The comparisons rained down on Cooney from the time he walked on campus. A 4-star shooter, he succeeded Jardine and immediately earned the ire of what was left of Scoop's detractors. Being a white guard for Syracuse automatically meant comparisons to Eric Devendorf and Gerry McNamara, the latter of whom would end up coaching Cooney during his time at SU. Devo had a clutch gene like none other than Gerry, but found himself in the crosshairs of Orange fans for a demonstrative style of play... and not being McNamara. McNamara, of course, is among the most beloved players in SU history. You can see where these things became problematic for Cooney.
To some, he was supposed to be these players. He was never going to be, and that's why you may hate him.
But that's why you asked too much of him. And that's why you're still disappointed.

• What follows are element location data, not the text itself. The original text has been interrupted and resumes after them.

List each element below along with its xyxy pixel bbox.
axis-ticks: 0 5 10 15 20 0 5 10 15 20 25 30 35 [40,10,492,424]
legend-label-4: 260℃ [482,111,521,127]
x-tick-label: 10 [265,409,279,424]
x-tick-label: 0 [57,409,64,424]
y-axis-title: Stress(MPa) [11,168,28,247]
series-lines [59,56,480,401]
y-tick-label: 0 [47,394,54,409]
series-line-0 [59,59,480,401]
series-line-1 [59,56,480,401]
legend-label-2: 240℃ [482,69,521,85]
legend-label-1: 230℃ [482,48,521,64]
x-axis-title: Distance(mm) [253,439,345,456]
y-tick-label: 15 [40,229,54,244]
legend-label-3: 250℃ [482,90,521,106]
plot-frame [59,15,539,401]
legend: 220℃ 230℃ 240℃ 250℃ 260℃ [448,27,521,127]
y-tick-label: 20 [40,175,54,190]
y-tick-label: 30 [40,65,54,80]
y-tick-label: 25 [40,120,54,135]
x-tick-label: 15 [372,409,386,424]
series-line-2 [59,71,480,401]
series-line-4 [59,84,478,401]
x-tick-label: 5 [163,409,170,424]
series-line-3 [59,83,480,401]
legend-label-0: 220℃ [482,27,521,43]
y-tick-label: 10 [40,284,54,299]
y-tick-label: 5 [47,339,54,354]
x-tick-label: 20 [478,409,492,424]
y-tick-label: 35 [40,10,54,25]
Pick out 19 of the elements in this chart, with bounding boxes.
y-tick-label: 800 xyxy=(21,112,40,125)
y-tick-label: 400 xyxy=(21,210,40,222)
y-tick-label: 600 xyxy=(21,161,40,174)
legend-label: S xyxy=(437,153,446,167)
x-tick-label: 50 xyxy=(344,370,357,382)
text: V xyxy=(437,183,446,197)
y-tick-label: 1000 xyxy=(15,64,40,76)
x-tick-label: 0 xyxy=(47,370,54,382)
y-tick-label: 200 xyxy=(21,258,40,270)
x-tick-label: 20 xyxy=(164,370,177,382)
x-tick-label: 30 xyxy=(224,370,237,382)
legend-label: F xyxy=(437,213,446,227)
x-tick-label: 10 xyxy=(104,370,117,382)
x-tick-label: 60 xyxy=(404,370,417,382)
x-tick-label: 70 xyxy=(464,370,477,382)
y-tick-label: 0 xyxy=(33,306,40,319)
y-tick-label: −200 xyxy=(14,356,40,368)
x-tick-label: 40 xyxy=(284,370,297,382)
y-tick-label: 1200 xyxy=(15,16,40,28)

Trevor Cooney ended his career as a senior leader that played on two Final Four teams (one of just two SU players to ever do so). He scored over 1,000 points wearing an Orange uniform. He had a 30-game run at one point in his career that made him one of the most dangerous shooters in college basketball -- a reputation that never went away despite him cooling off after, a fact that probably haunted his career too. Cooney also managed five rebounds and three steals -- all at critical moments, all with the desire to win the game for his team when it seemed like no other player could.
He fell short. More accurately, Syracuse fell short. But if you're hell-bent on it, you'll find a way to put this on Trevor too.
When Cooney was asked about his 22-point performance after the game, he said it didn't matter. If you asked too much of him, last night or throughout his time at Syracuse, you'd probably say it didn't matter too.